E é disso também que fala Agustina, quando, nas suas memórias — O Livro de Agustina Bessa-Luís (Três Sinais Editores, 2002) —, recorda a sua amizade com Ilse Losa, a escritora de origem alemã e judaica que foi casada com Arménio Losa e passava férias nessa casa de Esposende. “Foi uma companhia de raro proveito para mim, porque a Ilse era muito culta, tinha um humor tímido que é marca de grande respeito pelos outros”, escreve a autora de A Sibila.
Arquitectos na oposição
Algumas dezenas de metros ao lado, mas desta vez virada para a foz do Cávado, está a banda de nove casas de Viana de Lima, que, no seu traço também elementar, são bem representativas da estética modernista. Se uma delas foi já totalmente adulterada por intervenções posteriores e acrescentos, a maioria mantém ainda a estrutura original: dois pisos, áreas de estar e serviços no rés-do-chão e quartos em cima, com varanda em madeira; paredes brancas, um nicho à entrada da porta, iluminação interior conquistada à luz do dia... Ou seja — nota Paulo Guerreiro —, “a concretização do ideário do CIAM [Congresso Internacional de Arquitectura Moderna]”, que Viana de Lima frequentou durante toda a década de 1950, e a quem Sérgio Fernandez acompanhou, em 1959, na reunião nesse ano realizada na cidade de Otterlo, na Holanda.

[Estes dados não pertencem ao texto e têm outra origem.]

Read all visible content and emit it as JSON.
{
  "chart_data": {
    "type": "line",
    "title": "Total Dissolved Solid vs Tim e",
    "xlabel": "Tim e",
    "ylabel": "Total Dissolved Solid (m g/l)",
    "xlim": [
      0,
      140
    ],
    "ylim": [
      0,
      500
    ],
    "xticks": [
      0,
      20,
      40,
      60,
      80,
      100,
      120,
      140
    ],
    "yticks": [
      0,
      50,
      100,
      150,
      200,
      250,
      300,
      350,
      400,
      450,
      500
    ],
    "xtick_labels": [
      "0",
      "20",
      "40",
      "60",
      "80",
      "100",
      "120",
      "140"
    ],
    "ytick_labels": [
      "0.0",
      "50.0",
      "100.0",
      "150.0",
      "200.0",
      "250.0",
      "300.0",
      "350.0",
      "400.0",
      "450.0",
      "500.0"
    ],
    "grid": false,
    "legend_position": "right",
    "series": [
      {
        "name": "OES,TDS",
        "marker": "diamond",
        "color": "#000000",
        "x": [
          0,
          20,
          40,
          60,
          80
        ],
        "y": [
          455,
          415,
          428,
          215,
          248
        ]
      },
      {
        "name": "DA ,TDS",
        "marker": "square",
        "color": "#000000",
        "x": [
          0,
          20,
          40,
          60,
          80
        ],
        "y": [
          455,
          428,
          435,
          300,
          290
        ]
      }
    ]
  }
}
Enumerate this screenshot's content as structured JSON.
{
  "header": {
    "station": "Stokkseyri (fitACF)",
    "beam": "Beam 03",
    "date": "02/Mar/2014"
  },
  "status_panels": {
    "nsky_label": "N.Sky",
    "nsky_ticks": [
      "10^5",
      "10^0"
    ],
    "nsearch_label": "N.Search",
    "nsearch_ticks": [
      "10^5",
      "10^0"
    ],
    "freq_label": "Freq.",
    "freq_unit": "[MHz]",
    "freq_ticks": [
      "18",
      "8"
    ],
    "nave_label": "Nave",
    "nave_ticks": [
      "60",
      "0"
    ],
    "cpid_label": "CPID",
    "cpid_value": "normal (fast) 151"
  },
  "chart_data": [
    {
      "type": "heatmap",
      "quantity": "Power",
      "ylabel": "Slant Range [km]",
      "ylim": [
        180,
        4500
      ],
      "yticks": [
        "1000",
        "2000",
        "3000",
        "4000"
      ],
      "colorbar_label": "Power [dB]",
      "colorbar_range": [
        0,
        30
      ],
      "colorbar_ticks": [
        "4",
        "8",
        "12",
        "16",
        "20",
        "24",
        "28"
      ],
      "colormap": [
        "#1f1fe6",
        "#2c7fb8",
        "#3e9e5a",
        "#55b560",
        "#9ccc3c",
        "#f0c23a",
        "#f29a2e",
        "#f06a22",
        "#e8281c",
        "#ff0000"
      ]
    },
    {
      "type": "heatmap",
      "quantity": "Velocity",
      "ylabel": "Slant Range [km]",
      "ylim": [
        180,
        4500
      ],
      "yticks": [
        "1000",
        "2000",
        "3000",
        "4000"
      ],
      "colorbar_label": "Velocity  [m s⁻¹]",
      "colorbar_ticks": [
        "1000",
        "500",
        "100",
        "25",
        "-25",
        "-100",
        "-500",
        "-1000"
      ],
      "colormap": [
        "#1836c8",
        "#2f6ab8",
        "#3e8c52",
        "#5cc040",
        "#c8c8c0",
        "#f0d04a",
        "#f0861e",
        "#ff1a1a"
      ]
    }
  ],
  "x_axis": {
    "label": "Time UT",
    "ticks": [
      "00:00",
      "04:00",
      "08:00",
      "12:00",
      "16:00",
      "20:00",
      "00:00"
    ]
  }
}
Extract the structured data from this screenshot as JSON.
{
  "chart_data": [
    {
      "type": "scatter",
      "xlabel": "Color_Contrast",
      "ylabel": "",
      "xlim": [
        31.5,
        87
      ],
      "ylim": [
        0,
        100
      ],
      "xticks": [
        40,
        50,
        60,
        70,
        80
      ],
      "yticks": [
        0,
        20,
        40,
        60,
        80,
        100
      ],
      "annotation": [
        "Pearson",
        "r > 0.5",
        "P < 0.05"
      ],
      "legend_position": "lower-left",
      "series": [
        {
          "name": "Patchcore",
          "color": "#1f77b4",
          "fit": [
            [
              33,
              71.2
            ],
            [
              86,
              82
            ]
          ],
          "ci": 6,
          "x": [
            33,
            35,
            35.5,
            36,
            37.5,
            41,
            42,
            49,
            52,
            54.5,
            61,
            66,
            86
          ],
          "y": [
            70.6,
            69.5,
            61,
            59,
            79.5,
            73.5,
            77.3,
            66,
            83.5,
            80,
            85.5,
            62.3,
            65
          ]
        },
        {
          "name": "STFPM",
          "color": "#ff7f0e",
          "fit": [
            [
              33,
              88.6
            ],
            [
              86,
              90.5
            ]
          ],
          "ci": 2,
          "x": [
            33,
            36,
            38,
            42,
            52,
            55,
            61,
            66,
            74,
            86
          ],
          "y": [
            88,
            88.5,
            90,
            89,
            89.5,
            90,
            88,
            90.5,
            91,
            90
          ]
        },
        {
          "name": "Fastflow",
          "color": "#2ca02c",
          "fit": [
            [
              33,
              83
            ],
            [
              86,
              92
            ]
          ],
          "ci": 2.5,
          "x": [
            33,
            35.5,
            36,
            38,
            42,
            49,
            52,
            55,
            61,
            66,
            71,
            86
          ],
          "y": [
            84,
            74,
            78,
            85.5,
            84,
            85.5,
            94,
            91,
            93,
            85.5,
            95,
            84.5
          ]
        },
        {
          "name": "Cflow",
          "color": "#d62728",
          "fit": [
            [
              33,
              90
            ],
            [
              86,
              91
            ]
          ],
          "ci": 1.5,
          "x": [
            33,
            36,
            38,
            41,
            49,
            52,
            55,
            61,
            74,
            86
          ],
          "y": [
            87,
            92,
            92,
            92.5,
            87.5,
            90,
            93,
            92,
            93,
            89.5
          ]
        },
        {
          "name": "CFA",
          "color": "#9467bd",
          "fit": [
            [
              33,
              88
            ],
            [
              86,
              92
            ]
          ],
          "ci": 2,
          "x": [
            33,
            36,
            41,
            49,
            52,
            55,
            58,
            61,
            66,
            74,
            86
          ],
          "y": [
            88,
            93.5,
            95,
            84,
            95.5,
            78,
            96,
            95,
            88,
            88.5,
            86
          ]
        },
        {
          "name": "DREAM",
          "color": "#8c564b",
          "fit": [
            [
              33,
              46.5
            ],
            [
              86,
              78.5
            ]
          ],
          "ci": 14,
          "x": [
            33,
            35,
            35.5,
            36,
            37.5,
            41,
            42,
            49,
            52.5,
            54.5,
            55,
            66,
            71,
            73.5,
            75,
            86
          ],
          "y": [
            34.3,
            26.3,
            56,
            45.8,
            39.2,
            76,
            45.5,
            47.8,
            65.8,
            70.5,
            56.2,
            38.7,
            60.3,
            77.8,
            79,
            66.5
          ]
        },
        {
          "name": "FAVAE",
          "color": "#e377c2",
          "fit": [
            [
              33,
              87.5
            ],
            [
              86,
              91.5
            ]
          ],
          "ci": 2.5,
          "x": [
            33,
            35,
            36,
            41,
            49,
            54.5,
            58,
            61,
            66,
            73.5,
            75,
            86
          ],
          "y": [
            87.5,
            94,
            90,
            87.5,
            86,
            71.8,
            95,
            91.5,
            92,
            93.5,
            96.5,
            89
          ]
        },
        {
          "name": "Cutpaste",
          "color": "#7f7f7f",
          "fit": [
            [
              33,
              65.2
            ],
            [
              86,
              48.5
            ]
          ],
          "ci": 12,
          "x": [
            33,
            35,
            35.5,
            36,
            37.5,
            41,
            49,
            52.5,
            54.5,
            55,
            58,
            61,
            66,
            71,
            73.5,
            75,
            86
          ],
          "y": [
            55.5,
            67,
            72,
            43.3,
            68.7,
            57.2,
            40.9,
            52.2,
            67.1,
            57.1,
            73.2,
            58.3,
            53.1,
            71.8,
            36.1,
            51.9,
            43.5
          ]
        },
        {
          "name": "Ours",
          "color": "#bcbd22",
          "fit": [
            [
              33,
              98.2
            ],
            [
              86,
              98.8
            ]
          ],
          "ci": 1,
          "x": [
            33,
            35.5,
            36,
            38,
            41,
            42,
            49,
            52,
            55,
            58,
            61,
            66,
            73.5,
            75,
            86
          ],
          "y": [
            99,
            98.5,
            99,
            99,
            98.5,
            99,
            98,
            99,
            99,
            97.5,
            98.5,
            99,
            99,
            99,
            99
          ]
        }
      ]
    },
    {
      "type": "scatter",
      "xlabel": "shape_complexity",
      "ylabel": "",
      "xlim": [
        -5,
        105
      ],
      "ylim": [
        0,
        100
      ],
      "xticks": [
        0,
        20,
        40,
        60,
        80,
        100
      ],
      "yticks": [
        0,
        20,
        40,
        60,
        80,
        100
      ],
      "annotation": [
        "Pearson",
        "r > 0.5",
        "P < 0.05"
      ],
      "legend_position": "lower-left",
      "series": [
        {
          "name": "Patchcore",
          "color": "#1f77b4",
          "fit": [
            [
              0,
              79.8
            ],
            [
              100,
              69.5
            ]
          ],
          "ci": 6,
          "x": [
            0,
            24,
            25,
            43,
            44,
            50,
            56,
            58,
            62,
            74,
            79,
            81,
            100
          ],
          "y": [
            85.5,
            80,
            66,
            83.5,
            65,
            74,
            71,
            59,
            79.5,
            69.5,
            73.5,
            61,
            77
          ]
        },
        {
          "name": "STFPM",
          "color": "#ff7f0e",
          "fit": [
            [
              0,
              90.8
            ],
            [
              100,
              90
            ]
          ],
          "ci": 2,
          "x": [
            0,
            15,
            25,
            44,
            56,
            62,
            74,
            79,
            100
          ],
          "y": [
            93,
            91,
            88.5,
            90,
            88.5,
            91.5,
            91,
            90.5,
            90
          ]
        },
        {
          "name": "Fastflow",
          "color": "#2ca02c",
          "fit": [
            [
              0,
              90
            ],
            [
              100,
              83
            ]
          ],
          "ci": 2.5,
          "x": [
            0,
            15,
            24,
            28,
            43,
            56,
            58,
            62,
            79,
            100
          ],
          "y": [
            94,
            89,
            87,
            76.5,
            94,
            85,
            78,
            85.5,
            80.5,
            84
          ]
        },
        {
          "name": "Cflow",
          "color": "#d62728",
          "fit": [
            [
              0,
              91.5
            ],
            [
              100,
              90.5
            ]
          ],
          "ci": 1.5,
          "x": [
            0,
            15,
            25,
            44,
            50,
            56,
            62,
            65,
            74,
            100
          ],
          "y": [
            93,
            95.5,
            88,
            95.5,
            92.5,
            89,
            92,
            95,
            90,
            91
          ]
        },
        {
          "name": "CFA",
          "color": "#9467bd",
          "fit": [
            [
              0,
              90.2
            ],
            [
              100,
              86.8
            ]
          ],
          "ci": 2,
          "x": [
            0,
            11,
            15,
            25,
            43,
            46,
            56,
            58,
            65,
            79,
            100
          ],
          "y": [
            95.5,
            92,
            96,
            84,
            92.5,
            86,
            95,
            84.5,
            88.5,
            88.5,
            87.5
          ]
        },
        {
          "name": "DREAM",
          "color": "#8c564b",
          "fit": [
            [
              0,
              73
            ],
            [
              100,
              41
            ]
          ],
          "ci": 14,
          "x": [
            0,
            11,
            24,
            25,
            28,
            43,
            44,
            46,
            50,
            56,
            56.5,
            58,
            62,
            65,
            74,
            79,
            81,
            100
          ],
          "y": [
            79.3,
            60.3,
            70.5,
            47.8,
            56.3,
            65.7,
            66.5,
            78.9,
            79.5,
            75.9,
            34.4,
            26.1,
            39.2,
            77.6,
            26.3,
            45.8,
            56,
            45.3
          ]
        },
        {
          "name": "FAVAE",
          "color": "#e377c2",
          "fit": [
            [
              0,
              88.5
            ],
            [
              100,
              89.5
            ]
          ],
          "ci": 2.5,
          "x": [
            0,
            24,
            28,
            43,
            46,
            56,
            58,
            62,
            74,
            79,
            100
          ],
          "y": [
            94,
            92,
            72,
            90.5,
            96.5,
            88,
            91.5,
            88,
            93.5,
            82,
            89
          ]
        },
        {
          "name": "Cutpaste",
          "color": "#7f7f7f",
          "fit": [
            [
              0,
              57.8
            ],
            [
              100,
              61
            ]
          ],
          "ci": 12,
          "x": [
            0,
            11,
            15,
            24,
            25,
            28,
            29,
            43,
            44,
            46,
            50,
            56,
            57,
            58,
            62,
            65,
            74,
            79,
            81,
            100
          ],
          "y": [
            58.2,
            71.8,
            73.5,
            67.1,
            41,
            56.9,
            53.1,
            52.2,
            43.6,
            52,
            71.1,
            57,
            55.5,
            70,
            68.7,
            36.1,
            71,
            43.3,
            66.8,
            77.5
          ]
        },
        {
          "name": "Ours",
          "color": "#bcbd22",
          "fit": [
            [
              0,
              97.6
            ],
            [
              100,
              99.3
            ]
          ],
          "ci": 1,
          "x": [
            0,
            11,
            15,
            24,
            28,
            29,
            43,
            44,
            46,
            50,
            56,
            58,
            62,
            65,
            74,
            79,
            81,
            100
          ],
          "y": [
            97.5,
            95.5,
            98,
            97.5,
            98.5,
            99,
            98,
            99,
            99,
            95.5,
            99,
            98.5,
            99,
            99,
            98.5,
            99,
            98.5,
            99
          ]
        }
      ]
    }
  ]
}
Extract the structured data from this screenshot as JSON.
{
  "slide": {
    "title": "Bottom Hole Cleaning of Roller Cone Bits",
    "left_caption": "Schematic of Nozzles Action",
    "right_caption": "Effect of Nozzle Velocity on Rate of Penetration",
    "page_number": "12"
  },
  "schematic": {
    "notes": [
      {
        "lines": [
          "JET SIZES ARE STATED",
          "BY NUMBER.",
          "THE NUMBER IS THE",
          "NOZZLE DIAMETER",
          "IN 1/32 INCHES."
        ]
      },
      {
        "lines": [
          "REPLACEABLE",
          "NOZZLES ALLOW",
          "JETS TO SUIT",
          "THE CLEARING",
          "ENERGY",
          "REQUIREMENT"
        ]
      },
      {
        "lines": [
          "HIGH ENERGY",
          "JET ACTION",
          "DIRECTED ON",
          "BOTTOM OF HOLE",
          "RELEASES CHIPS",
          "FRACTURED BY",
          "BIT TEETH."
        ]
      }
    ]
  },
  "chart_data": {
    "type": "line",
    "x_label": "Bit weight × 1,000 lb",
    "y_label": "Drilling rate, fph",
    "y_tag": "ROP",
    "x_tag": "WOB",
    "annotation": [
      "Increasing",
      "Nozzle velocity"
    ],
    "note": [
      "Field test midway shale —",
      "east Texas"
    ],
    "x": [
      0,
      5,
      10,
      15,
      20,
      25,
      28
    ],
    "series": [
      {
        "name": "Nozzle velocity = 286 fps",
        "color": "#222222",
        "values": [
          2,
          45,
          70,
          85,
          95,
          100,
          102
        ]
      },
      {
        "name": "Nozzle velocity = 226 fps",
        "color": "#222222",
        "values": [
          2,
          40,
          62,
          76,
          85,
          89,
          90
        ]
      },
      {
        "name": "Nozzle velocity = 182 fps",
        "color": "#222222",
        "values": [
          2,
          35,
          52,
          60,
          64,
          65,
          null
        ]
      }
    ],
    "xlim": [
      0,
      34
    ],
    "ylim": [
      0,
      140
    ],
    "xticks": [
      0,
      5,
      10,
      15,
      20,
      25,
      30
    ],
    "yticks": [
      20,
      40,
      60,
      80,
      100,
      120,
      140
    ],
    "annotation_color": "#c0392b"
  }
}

Apesar de tudo, esta banda de moradias geminadas de Viana de Lima apresenta situações diferenciadas: umas mantêm-se fiéis ao original, outras estão fechadas, mostrando sinais de degradação, outras têm já acrescentos e outras ainda esperam licença para novas intervenções.
À pergunta sobre se estas casas poderão vir a ser classificadas, e assim protegidas na sua exemplaridade patrimonial, Paulo Guerreiro diz que “esse é o grande objectivo” do presente roteiro. Mas tem consciência de que “é extraordinariamente complexo defender estes imóveis e controlar os ímpetos de modernização”. “Como as casas têm um espaço muito exíguo, as pessoas querem adequá-las às necessidades contemporâneas”, acrescenta o técnico da autarquia. “Nós, arquitectos, continuamos a pertencer à oposição; somos vistos pelos políticos — que gostam sempre de dizer que sim aos munícipes — como personas non gratas”.
“Isto é sempre um processo vivo, uma luta de titãs para a defesa do património”, realça Paulo Guerreiro, empenhado, no entanto, em continuar a trabalhar pela salvaguarda do património arquitectónico de uma terra que é “um caso singular na faixa litoral do país”. “É um pouco como Caminha e Moledo, mais a norte; e São Pedro de Moel, a sul”, acrescenta Sérgio Fernandez.
“Este é um sítio onde os intelectuais, pessoas do ‘contra’ [oposição ao Estado Novo, de Salazar], e também uma certa elite económica se encontravam, e a arquitectura ficou como uma marca dessa modernidade e desse espírito de progresso”, nota Fernandez.
A completar este primeiro ciclo de divulgação e sensibilização para a importância da arquitectura resultante do Movimento Moderno em Esposende, o Museu Municipal apresenta, desde este fim-de-semana, a exposição Memento. Momento, comissariada por Paulo Guerreiro e destinada a mostrar o percurso da obra de Viana de Lima. Simultaneamente, o arquitecto e técnico da autarquia lança um livro com o resultado da sua investigação sobre esta figura, Viana de Lima e a influência do Movimento Moderno na arquitectura portuguesa.